Real-World Usage Example
Switching to the AWS stack and running the end-to-end pipeline comes down to a few CLI commands:
zenml stack set aws-stack
zenml orchestrator update aws-stack --synchronous=False
poetry poe run-end-to-end-data-pipeline
The pipeline’s config file points at the ECR image and skips a local build so it always uses the latest image:
settings:
docker:
parent_image: <ECR URL>
skip_build: True
The run is visible under ZenML Cloud → Pipelines and the corresponding processing jobs appear in the SageMaker dashboard.
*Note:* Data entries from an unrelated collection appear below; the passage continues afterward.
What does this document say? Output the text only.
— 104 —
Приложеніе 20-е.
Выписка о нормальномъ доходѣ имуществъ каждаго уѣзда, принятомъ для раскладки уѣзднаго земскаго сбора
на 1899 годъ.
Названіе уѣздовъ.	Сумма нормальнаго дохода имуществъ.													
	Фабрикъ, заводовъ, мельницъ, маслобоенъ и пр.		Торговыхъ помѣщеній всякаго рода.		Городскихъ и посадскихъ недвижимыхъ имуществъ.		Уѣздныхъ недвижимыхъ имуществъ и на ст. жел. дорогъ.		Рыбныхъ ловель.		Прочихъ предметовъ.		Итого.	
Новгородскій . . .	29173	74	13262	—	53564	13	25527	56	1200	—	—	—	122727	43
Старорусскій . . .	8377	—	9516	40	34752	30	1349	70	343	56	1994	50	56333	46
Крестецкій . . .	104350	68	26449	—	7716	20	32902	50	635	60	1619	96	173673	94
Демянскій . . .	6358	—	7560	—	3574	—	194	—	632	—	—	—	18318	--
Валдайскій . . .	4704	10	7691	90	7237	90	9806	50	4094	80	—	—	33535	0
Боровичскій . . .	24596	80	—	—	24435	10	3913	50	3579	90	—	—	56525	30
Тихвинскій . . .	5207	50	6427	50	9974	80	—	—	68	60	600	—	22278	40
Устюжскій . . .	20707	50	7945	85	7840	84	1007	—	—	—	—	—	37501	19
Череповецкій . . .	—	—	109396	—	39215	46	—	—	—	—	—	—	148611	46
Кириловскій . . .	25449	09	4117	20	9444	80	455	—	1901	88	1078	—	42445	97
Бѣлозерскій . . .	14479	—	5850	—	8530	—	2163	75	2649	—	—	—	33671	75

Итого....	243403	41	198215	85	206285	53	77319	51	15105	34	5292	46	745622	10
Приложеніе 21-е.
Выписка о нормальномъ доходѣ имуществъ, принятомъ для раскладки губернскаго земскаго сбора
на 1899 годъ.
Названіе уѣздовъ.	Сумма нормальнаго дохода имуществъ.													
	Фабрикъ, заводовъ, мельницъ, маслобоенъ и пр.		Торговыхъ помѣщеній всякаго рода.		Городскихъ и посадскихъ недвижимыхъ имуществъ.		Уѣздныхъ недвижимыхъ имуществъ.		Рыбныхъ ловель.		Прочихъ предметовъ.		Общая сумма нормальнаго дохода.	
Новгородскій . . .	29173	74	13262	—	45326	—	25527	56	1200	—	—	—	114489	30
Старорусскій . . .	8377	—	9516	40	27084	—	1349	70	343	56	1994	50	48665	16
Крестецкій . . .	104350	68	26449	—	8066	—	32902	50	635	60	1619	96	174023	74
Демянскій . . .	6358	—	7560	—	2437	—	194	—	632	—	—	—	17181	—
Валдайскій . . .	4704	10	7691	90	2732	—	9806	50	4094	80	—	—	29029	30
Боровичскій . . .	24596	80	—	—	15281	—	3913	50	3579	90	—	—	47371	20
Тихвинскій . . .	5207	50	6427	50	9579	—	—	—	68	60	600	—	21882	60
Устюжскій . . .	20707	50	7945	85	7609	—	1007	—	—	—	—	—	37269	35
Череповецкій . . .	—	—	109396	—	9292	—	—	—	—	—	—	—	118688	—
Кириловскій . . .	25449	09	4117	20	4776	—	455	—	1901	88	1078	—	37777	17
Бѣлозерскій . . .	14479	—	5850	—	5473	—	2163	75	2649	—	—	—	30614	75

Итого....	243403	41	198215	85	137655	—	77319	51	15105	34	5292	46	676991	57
Considerations and Limitations
Version Matching
The ZenML server version must match the local version. A mismatch can cause strange behavior or failures.
Asynchronous Execution
Pipelines are set to run asynchronously (--synchronous=False) so long-running steps don’t produce timeout errors.
ResourceLimitExceeded
ZenML defaults to ml.t3.medium EC2 instances, but some accounts have a quota of 0 for them. The fix is to request a quota increase through Service Quotas in the AWS console.
Conclusion
By combining serverless MongoDB and Qdrant for storage, ZenML for orchestration, and AWS ECR and SageMaker for registry and compute through a single Docker image, the LLM pipeline becomes reproducible and scalable.